Certaines collectivités, pour renforcer la maîtrise qu’elles ont sur la production de logements dans leur territoire, mettent en place des chartes de construction communales ou intercommunales. Ces documents n’ont pas véritablement de valeur juridique mais elles permettent aux promoteurs, aux bailleurs et aux architectes de savoir, au-delà des règlements d’urbanisme le cadre de leur intervention. Ces chartes sont souvent établies par les services et les élus en concertation avec les comités de quartiers et les habitants, ce qui engage et responsabilise les différentes parties vis à vis des projets futurs.

Cette notion d’urbanisme négocié, consiste à limiter les recours, qui sont encore très nombreux et qui ralentissent considérablement la production de logements. Son cadre juridique encore trop flou nécessite d’être clarifié.

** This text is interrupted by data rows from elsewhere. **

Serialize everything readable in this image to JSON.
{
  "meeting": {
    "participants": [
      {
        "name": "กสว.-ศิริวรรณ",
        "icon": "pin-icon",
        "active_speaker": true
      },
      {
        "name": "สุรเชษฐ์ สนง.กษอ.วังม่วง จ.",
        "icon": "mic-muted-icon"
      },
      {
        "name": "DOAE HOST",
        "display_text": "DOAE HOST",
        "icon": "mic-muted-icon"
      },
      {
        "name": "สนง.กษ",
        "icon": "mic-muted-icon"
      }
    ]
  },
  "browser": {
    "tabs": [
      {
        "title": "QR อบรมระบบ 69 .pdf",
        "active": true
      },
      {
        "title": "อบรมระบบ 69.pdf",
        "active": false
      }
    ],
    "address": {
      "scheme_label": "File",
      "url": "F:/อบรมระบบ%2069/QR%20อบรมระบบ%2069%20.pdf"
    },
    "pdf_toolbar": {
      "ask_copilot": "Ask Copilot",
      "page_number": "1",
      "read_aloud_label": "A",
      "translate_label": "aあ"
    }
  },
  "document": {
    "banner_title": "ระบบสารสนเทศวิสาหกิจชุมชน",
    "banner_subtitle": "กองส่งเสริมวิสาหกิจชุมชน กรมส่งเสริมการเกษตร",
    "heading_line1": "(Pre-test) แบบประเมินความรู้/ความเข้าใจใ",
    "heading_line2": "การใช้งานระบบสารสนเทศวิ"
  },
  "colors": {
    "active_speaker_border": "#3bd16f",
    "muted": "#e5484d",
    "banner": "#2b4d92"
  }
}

Le concours d’architecture : un outil au service de l’innovation
La mise en concurrence des architectes par le recours au concours d’architecture est aujourd’hui la seule garantie du développement de l’innovation constructive et spatiale, ainsi que d’une diversité de production. Il est avéré que depuis les années 60, l’innovation dans le logement a été majoritairement soutenue par le logement social. Il serait véritablement dommageable, à l’ensemble de la production de logements de se priver de ce moteur d’innovation. Le temps de montage et le coût des concours d’architecture représentent une part très faible de la démarche de conception d’une opération, ils ne peuvent en aucun cas être considérés comme un frein à la production. Il faut au contraire s’en saisir comme une opportunité de dialogue, de médiation et de sensibilisation à l’architecture auprès des riverains d’un projet ou en invitant les habitants, formés au préalable par le CAUE, à participer aux concours d’architecture, là encore pour limiter les recours.

En conclusion, la qualité architecturale n’est pas une abstraction : la localisation des logements, leur proximité aux transports, commerces, équipements, offre culturelle, vie sociale, la dimension des espaces habitables, la réversibilité des fonctions, la générosité des espaces communs ; ou encore l’emploi et le réemploi de matériaux pérennes et leur mise en œuvre soignée la concrétisent. La qualité architecturale ne peut pas être optionnelle, car elle garantit un parc de logements stable et durable.

L’augmentation de la production est urgente et nécessaire, mais elle doit viser la réalisation de logements adaptés aux besoins d’aujourd’hui et adaptables à ceux de demain, pour permettre aux individus de s’ancrer et afin de s’inscrire dans une logique de gestion raisonnée des ressources spatiales et matérielles.

 

 

[1] Cet observatoire régional consiste en un ensemble d’analyses d’opérations de logement exemplaires, en l’animation de séminaires thématiques, qui réunissent maîtres d’œuvre, maîtres d’ouvrage publics et privés, aménageurs, élus et en l’organisation de visites d’opérations. Tous ces travaux font l’objet de publications, fiches, actes, dossiers thématiques, consultables en ligne sur www.caue-idf.fr.